Over the next couple of days we continued stringing hops. Then on Thursday I went to two other hop yards, Blue Mountain and The Barrel House. Blue Mountain Brewery has four and one year cascade plants, and intercrops them with soybeans as a weed control and to increase soil health. I spent the majority of the day helping string hops at The Barrel House. We used a cart that was pulled by a lawn mower type machine to first tie up the strings to the wires. I went up on the cart, learned the knot they use and finished a couple of rows. Later in the day The Barrel House had a stringing hops event that they posted on their facebook page and local newspapers that asked for volunteers to come from 3-7 pm to help string hops and eat free food. This was an excellent marketing strategy and we were able to have enough volunteers to get a couple rows finished. We drank good beer, ate delicious food and had great conversations while getting a lot of work done.

On Friday there was more stringing in the morning at Whipple Creek. We were so close to finishing, only one row left, but we had to stop early to go to West Virginia to pick up the piglets! We bought three Gloucester Old Spot piglets, two female and one male all about 2 months old. Before we picked them up we set up a small paddock on the property so they could graze on the tall fescue and orchard grass there. We used electric movable fencing and plan on rotating them weekly.

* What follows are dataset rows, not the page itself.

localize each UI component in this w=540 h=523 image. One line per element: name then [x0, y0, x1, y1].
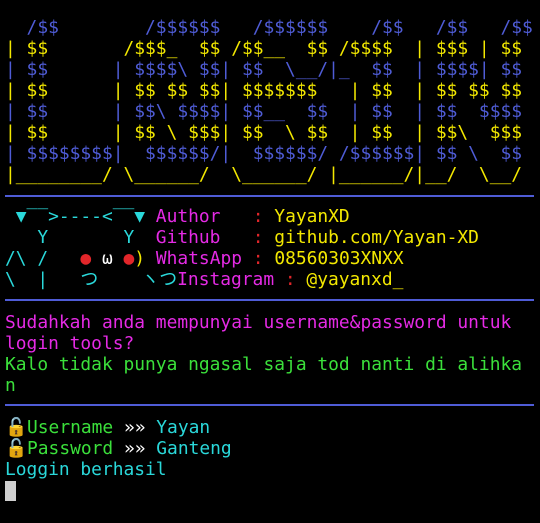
info-row-author: ▼‾‾>-‐-‐<‾‾▼ Author : YayanXD — [5, 206, 350, 227]
divider-bottom — [5, 404, 534, 406]
info-row-instagram: \ | つ ヽつInstagram : @yayanxd_ — [5, 269, 403, 290]
author-label: Author — [155, 206, 253, 227]
banner-line-2: | $$ /$$$_ $$ /$$__ $$ /$$$$ | $$$ | $$ — [5, 38, 523, 59]
password-arrow: »» — [123, 438, 146, 459]
banner-line-8: |________/ \______/ \______/ |______/|__… — [5, 164, 523, 185]
author-value: YayanXD — [263, 206, 350, 227]
divider-top — [5, 195, 534, 197]
mascot-face-right: ) — [134, 248, 156, 269]
github-value: github.com/Yayan-XD — [263, 227, 479, 248]
question-line-1: Sudahkah anda mempunyai username&passwor… — [5, 312, 512, 333]
divider-middle — [5, 299, 534, 301]
banner-line-7: | $$$$$$$$| $$$$$$/| $$$$$$/ /$$$$$$| $$… — [5, 143, 523, 164]
instagram-value: @yayanxd_ — [295, 269, 404, 290]
banner-line-1: /$$ /$$$$$$ /$$$$$$ /$$ /$$ /$$ — [5, 17, 533, 38]
lock-icon: 🔓 — [5, 438, 28, 459]
username-row: 🔓Username »» Yayan — [5, 417, 210, 438]
banner-line-3: | $$ | $$$$\ $$| $$ \__/|_ $$ | $$$$| $$ — [5, 59, 523, 80]
terminal-cursor[interactable] — [5, 481, 16, 501]
github-separator: : — [252, 227, 264, 248]
instagram-label: Instagram — [177, 269, 285, 290]
info-row-whatsapp: /\ / ● ω ●) WhatsApp : 08560303XNXX — [5, 248, 404, 269]
banner-line-4: | $$ | $$ $$ $$| $$$$$$$ | $$ | $$ $$ $$ — [5, 80, 523, 101]
author-separator: : — [252, 206, 264, 227]
password-label: Password — [27, 438, 114, 459]
mascot-mouth: ω — [91, 248, 124, 269]
warning-line-2: n — [5, 375, 16, 396]
password-row: 🔓Password »» Ganteng — [5, 438, 232, 459]
login-result: Loggin berhasil — [5, 459, 167, 480]
username-value: Yayan — [156, 417, 211, 438]
mascot-face-left: /\ / — [5, 248, 81, 269]
whatsapp-value: 08560303XNXX — [263, 248, 404, 269]
mascot-eye-left: ● — [80, 248, 92, 269]
mascot-whiskers: Y Y — [5, 227, 156, 248]
mascot-paws: \ | つ ヽつ — [5, 269, 178, 290]
banner-line-6: | $$ | $$ \ $$$| $$ \ $$ | $$ | $$\ $$$ — [5, 122, 523, 143]
username-label: Username — [27, 417, 114, 438]
question-line-2: login tools? — [5, 333, 135, 354]
instagram-separator: : — [284, 269, 296, 290]
info-row-github: Y Y Github : github.com/Yayan-XD — [5, 227, 479, 248]
password-value: Ganteng — [156, 438, 232, 459]
lock-icon: 🔓 — [5, 417, 28, 438]
github-label: Github — [155, 227, 253, 248]
warning-line-1: Kalo tidak punya ngasal saja tod nanti d… — [5, 354, 523, 375]
mascot-eye-right: ● — [123, 248, 135, 269]
mascot-ears: ▼‾‾>-‐-‐<‾‾▼ — [5, 206, 156, 227]
banner-line-5: | $$ | $$\ $$$$| $$__ $$ | $$ | $$ $$$$ — [5, 101, 523, 122]
username-arrow: »» — [123, 417, 146, 438]
whatsapp-label: WhatsApp — [155, 248, 253, 269]
terminal-window[interactable]: /$$ /$$$$$$ /$$$$$$ /$$ /$$ /$$ | $$ /$$… — [0, 0, 540, 523]
whatsapp-separator: : — [252, 248, 264, 269]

The pigs will be bred and used for meat.

On Saturday I accompanied April (my roommate) and Devil’s Backbone to Strings and Spirits, a bluegrass and beer and wine festival in Roanoke Virginia. It was a super hot sunny day but I got to listen to good music, meet new people and try some local beer, cider and wine. It was a great festival that helped showcase local musicians, artists and brewers. We then went and got a tour of Buried City Brewery, whose main products include Dam Lager and Red Clay IPA, before we made our way back home.

On Sunday we finally finished stringing all the hops! Next step, weeding and mulching.

I made a new best friend. Everyone, meet Muchen.

Overall, it was a pretty great start to what I hope will be a wonderful summer.